The Magical Plays of Florence Farr
Farr is, I'm convinced, one of the early Golden Dawn writers who actually knew what the fuck she was talking about. This is a collection of four plays she wrote that are either magically operant on their own or related to Egypt and other magical conceptions the Golden Dawn was messing about with.
(NOTE original text here was about a book of Farr's I read in July, not June. That's what I get for putting off these posts until they're this late. I've fixed the entry.)
She Likes to Cook and She Likes to Eat 1 (Yukazi)
This manga is... ok. I'll probably read the third volume before I decide if I stop.
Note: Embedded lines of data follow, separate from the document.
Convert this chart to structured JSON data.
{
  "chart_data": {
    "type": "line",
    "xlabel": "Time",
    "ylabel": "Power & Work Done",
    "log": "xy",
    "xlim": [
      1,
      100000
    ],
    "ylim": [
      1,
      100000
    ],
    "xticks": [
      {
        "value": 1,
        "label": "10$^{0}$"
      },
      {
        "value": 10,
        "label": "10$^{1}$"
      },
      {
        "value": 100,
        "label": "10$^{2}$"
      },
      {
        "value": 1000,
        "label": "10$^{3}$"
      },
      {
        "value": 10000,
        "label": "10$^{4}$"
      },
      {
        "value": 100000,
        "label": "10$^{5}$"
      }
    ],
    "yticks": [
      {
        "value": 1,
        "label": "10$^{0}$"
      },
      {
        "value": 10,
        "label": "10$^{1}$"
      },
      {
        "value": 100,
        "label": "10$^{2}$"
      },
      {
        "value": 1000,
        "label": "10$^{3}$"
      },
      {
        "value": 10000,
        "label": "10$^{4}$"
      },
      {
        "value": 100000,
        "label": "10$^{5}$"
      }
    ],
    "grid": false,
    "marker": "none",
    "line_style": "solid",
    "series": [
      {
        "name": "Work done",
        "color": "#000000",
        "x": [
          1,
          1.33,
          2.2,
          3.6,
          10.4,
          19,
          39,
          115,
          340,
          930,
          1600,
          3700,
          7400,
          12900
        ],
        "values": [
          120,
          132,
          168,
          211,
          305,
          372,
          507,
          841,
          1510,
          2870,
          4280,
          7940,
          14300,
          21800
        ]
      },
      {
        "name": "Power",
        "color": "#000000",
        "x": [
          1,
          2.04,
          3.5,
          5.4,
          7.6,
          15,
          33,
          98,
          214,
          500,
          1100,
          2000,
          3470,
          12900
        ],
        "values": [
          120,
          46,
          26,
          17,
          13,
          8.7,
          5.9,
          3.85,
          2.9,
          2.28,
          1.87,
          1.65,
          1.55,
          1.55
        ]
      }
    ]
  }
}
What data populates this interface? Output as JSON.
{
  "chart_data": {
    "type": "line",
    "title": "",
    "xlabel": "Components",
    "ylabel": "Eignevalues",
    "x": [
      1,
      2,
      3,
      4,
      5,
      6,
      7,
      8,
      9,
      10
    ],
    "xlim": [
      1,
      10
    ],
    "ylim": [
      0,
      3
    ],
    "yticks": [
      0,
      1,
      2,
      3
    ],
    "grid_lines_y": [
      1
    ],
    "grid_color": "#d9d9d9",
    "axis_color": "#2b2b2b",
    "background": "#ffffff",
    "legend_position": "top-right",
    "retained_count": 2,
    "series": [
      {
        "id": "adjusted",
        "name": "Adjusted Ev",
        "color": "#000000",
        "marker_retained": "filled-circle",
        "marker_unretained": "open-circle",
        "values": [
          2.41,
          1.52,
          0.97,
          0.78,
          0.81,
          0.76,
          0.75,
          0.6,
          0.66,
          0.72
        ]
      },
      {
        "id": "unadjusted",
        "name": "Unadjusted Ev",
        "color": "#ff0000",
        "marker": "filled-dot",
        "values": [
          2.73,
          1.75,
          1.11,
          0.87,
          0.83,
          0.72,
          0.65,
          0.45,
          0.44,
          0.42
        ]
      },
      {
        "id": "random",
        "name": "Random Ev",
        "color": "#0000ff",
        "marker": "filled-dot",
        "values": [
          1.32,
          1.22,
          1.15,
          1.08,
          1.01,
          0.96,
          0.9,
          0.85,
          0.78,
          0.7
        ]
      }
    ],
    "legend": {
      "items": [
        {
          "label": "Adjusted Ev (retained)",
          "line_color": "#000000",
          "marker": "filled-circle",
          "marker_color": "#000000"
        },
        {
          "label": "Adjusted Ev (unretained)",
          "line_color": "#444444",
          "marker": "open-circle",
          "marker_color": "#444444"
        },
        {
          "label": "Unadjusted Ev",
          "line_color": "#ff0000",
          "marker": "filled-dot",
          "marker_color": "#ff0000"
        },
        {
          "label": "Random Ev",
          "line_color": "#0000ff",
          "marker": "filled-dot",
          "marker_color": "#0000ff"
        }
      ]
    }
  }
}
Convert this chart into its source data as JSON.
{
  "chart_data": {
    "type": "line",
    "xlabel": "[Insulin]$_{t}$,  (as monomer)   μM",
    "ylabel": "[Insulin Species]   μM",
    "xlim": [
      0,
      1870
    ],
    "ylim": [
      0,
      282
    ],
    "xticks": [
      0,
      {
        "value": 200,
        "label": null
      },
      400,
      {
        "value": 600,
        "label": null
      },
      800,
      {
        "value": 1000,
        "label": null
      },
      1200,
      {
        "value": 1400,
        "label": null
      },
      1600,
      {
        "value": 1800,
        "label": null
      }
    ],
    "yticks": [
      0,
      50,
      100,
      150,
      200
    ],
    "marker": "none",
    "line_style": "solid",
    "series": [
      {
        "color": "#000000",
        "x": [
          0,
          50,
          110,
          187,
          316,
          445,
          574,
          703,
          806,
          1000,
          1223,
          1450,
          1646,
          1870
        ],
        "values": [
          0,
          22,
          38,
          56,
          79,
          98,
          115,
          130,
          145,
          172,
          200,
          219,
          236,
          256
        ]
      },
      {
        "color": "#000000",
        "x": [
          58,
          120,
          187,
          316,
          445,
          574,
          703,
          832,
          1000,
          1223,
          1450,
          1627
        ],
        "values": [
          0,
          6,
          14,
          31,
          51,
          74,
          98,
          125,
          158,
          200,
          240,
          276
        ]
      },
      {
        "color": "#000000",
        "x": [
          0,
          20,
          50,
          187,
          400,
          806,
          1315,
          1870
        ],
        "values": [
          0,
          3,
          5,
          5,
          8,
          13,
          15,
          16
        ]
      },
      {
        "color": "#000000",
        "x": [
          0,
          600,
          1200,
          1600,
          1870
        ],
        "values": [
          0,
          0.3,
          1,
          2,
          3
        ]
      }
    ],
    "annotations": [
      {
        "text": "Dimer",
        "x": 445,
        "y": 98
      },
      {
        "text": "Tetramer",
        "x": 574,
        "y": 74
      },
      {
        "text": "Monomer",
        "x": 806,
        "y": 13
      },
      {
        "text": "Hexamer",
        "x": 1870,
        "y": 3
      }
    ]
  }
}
I like the main characters well enough, but the light touch on the second one -- who's a big, silent type, the "she likes to eat" of the title -- means after two volumes I know very little about her except that she's generically kind, somewhat soft-hearted, and rightfully has a complex about not getting fed enough.
Maybe you'll like it more! The basic concept is that a trendy young woman loves to cook, but eats so little, naturally, that she struggles to really cook what she wants to. It'll all spoil before she can eat it. She realizes her neighbor, a tall casual woman typically seen in sweats, eats a lot, and offers to share food with her one night. They slowly fall in love, and there's even a bit in volume 2 I did quite like where the first woman has to google being in love with women, because she simply never encountered the idea before. Very "I thought I didn't like relationships but actually I just didn't like men."
There are also some good cracks like, "why do they take what I do for me [cook] and turn it into something for men ["oh, you'll make such a good wife someday"].
She Likes to Cook and She Likes to Eat 2 (Yukazi)
As above.
Delicious in Dungeon 10 (Kui)
The gang finally reaches the center of the dungeon, and learn about the mad magician's backstory (or we do, at least). They clean his house which is hilarious, and make the largest curry ever. Things end on a cliffhanger.
Book of Tokens (Case)
Another book on tarot by the head of BOTA. This one isn't about learning to read the cards. They're prose-poems, basically, mystical meditations based on the cards and their accumulated astrological and kabbalistic images. It's good, actually. It even quietly acts like it's an older manuscript that Case is annotating, but because BOTA wants Case's name on everything, they spoil the fiction immediately.
Writings from Ancient Egypt (Wilkinson, trans)
Collection of translations of, well, writings from ancient Egypt. It spans the gamut from fiction to records of warfare, up to and including exhaustive lists of what the pharaoh took away with him when he looted enemy cities. It's a great look at Egyptian culture outside the usual context of religious rites and carvings in tombs (though some of those are in here too).
Tale of Sinuhe and Others (Parkinson trans)
I could copy and paste the above. This is from a different publisher, and a different translator, but in fact they share a ton of pieces in common. The above book has a few more things, but Tale of Sinuhe is considered a classic, a long-form piece describing a figure in the court who flees suddenly, for no conscious reason, when the old pharaoh dies and his son takes the throne. Wilkinson didn't translate Sinuhe because they regard Parkinson's translation as excellent. So just pick up one of these if you want to get either. Don't get both, like I did lol.